THE JUDGE introduces us to our hero, Hank Palmer (Downey Jr.) at a urinal, almost as if to warn us that we are about to be peed upon for two long hours. Hank is a big city lawyer who only defends the guilty (as they are the only people who can afford him). It turns out that this particular lawyer left his small backwards town years earlier in pursuit of success, and naturally to prove to his daddy (Robert Duvall), who happens to be that small town’s stalwart judge, that he could be a big shot one day. Now, that doesn’t sound tired or forced, does it? Wait, there’s more. Hank is also in the middle of a pending divorce, which will include a custody fight over his young daughter. With all of this on his plate, his mother dies and he has to go home for the funeral and see the father he vowed was dead to him (literally).
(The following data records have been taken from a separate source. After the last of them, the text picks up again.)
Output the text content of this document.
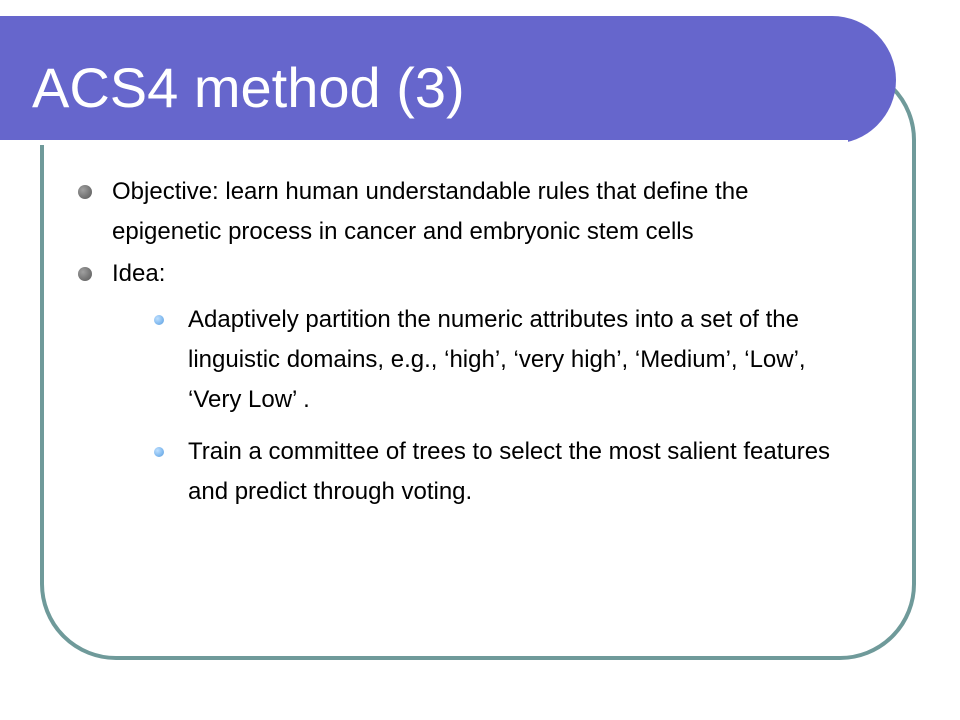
ACS4 method (3)
Objective: learn human understandable rules that define the epigenetic process in cancer and embryonic stem cells
Idea:
Adaptively partition the numeric attributes into a set of the linguistic domains, e.g., ‘high’, ‘very high’, ‘Medium’, ‘Low’, ‘Very Low’ .
Train a committee of trees to select the most salient features and predict through voting.
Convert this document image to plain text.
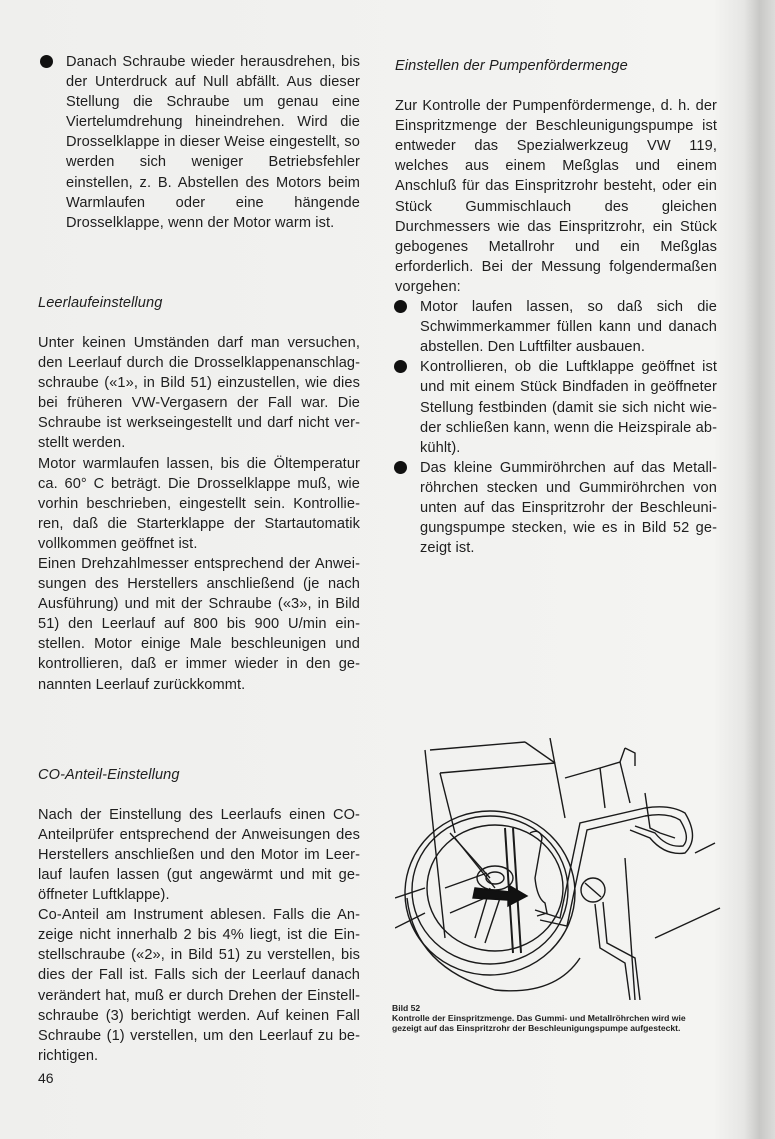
Danach Schraube wieder herausdrehen, bis der Unterdruck auf Null abfällt. Aus dieser Stellung die Schraube um genau eine Viertelumdrehung hineindrehen. Wird die Drosselklappe in dieser Weise eingestellt, so werden sich weniger Betriebsfehler einstellen, z. B. Abstellen des Motors beim Warmlaufen oder eine hängende Drosselklappe, wenn der Motor warm ist.

Leerlaufeinstellung

Unter keinen Umständen darf man versuchen, den Leerlauf durch die Drosselklappenanschlagschraube («1», in Bild 51) einzustellen, wie dies bei früheren VW-Vergasern der Fall war. Die Schraube ist werkseingestellt und darf nicht verstellt werden.

Motor warmlaufen lassen, bis die Öltemperatur ca. 60° C beträgt. Die Drosselklappe muß, wie vorhin beschrieben, eingestellt sein. Kontrollieren, daß die Starterklappe der Startautomatik vollkommen geöffnet ist.

Einen Drehzahlmesser entsprechend der Anweisungen des Herstellers anschließend (je nach Ausführung) und mit der Schraube («3», in Bild 51) den Leerlauf auf 800 bis 900 U/min einstellen. Motor einige Male beschleunigen und kontrollieren, daß er immer wieder in den genannten Leerlauf zurückkommt.

CO-Anteil-Einstellung

Nach der Einstellung des Leerlaufs einen CO-Anteilprüfer entsprechend der Anweisungen des Herstellers anschließen und den Motor im Leerlauf laufen lassen (gut angewärmt und mit geöffneter Luftklappe).

Co-Anteil am Instrument ablesen. Falls die Anzeige nicht innerhalb 2 bis 4% liegt, ist die Einstellschraube («2», in Bild 51) zu verstellen, bis dies der Fall ist. Falls sich der Leerlauf danach verändert hat, muß er durch Drehen der Einstellschraube (3) berichtigt werden. Auf keinen Fall Schraube (1) verstellen, um den Leerlauf zu berichtigen.

Einstellen der Pumpenfördermenge

Zur Kontrolle der Pumpenfördermenge, d. h. der Einspritzmenge der Beschleunigungspumpe ist entweder das Spezialwerkzeug VW 119, welches aus einem Meßglas und einem Anschluß für das Einspritzrohr besteht, oder ein Stück Gummischlauch des gleichen Durchmessers wie das Einspritzrohr, ein Stück gebogenes Metallrohr und ein Meßglas erforderlich. Bei der Messung folgendermaßen vorgehen:

Motor laufen lassen, so daß sich die Schwimmerkammer füllen kann und danach abstellen. Den Luftfilter ausbauen.

Kontrollieren, ob die Luftklappe geöffnet ist und mit einem Stück Bindfaden in geöffneter Stellung festbinden (damit sie sich nicht wieder schließen kann, wenn die Heizspirale abkühlt).

Das kleine Gummiröhrchen auf das Metallröhrchen stecken und Gummiröhrchen von unten auf das Einspritzrohr der Beschleunigungspumpe stecken, wie es in Bild 52 gezeigt ist.

Bild 52
Kontrolle der Einspritzmenge. Das Gummi- und Metallröhrchen wird wie gezeigt auf das Einspritzrohr der Beschleunigungspumpe aufgesteckt.
46
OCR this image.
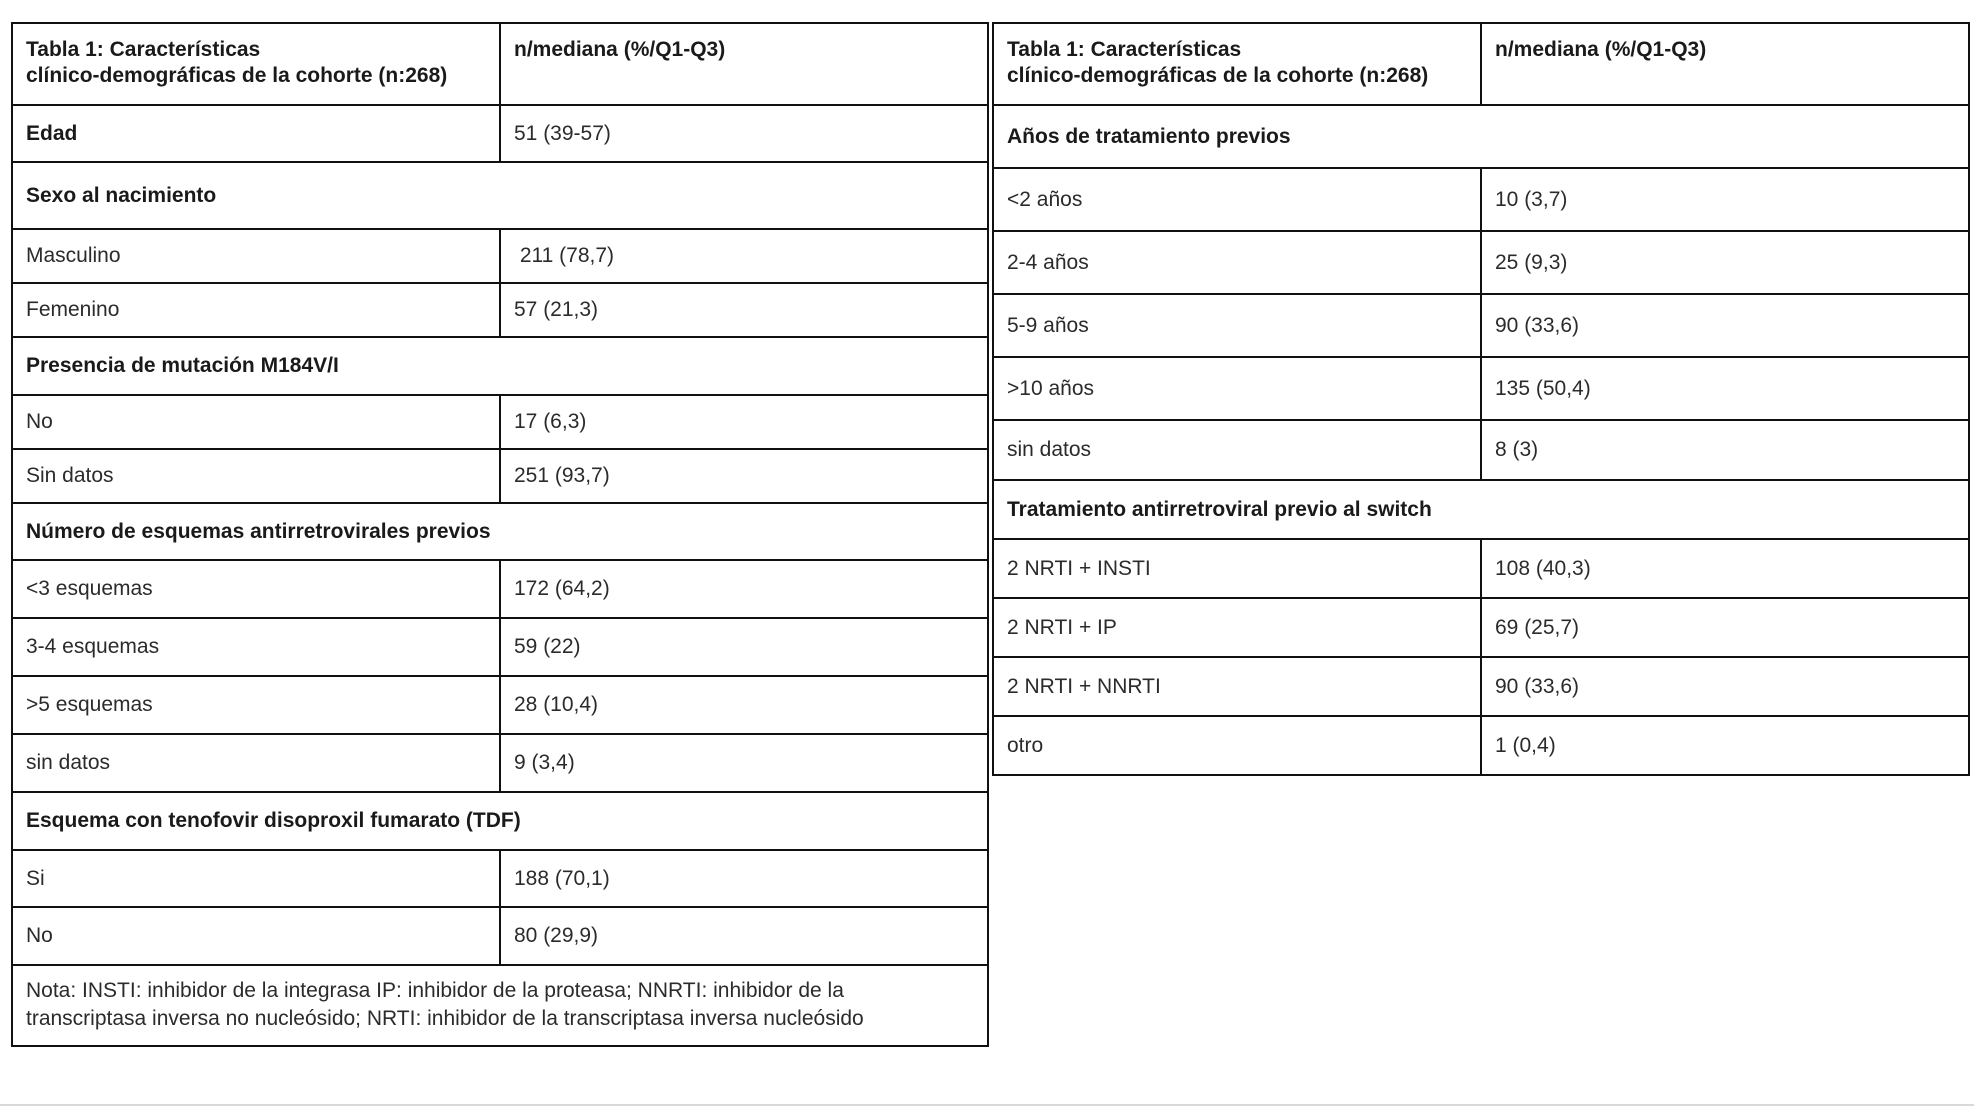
Tabla 1: Características
clínico-demográficas de la cohorte (n:268)	n/mediana (%/Q1-Q3)
Edad	51 (39-57)
Sexo al nacimiento	
Masculino	211 (78,7)
Femenino	57 (21,3)
Presencia de mutación M184V/I	
No	17 (6,3)
Sin datos	251 (93,7)
Número de esquemas antirretrovirales previos	
<3 esquemas	172 (64,2)
3-4 esquemas	59 (22)
>5 esquemas	28 (10,4)
sin datos	9 (3,4)
Esquema con tenofovir disoproxil fumarato (TDF)	
Si	188 (70,1)
No	80 (29,9)

Nota: INSTI: inhibidor de la integrasa IP: inhibidor de la proteasa; NNRTI: inhibidor de la
transcriptasa inversa no nucleósido; NRTI: inhibidor de la transcriptasa inversa nucleósido	
Tabla 1: Características
clínico-demográficas de la cohorte (n:268)	n/mediana (%/Q1-Q3)
Años de tratamiento previos	
<2 años	10 (3,7)
2-4 años	25 (9,3)
5-9 años	90 (33,6)
>10 años	135 (50,4)
sin datos	8 (3)
Tratamiento antirretroviral previo al switch	
2 NRTI + INSTI	108 (40,3)
2 NRTI + IP	69 (25,7)
2 NRTI + NNRTI	90 (33,6)
otro	1 (0,4)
Once home, the judge gets himself into some trouble with the law, and Hank has to stay on to fight for his reluctant father. Leave it to murder charges to bring fathers and sons back together again. Now the perfect opportunity has been manufactured for a father to see that his son isn’t the disappointment he always thought he was, and for a son to see his father as human after all. Without giving anything concrete away, not that you can’t figure out the entire plot pretty easily yourself when watching, but there is even a shot of father and son on a boat fishing with each other at one point. Quintessential or just plain laughable? You decide. What Dobkin clearly doesn’t realize, especially as he is constantly undercutting any tension he manages to build with unnecessary humour, is that this structure doesn’t work because it is far too structured. Every element feels forced and purposeful instead of natural and actually plausible.

And not to let Downey Jr. completely off the hook for this mess; if he wants the awards recognition he no doubt deserves, not only will he need to pick, or have his people pick, better projects than THE JUDGE, but he will also have to push himself past the persona we’ve all come to know and love. Downey Jr. does Downey Jr. very, very well at this point. But can he do more? We will have to wait and judge for ourselves.

2 sheep


Your turn!

How many sheep would you give The Judge?




  1. You’ve squarely hit the nail on its head. I’ll even venture to say that once RDJ gave up the continuous march of Colombian soldiers marching up his nostrils, his acting choices consist of either coming across smug, smarmy or cooler than Sammy Davis Jr in a powder blue tuxedo and love beads dancing the watusi. Even in “The Avengers” franchise, he is the least interesting person to watch. Added to the many things you noted in your review, 2 other scenes in THE JUDGE irritated the beejeezus outta me. The one where he and his daughter are eating ice cream cones outside where every flipping store is closed and there’s not a soul out in the street and the one where he and Vera Farmiga kiss…he just HAD to watch her accept his hot kiss and lips. Movie is shudderingly disappointing!

    • I’m not sure I dislike RDJ’s choices as much as you do but we are in full agreement on The Judge. There was maybe one genuine moment in that entire film. Everything else felt contrived and forced.

  2. Just a blank review on a great film. I read to the part where something was mentioned about being peed on and already knew this horror story wasn’t worth reading. Naive at best is the attempt at George Kastanza from Seinfeld to rub his nose in the A$$-bstract reviewers genitals real nice and deep like. Anyway, thanks for the waste of time. I went to see it and everything you said was complete trash leaving me with this wanting feeling of having this in my hands while reading it; so I could do just that, throw this $hit in the trash after I was done wiping my a$$ with it.

    • I don’t even quite know how to respond to your comments. Most of what you wrote doesn’t actually make sense to me, but what is most perplexing is why you aren’t just happy that you enjoyed the film despite my review. Thanks for reading all the same.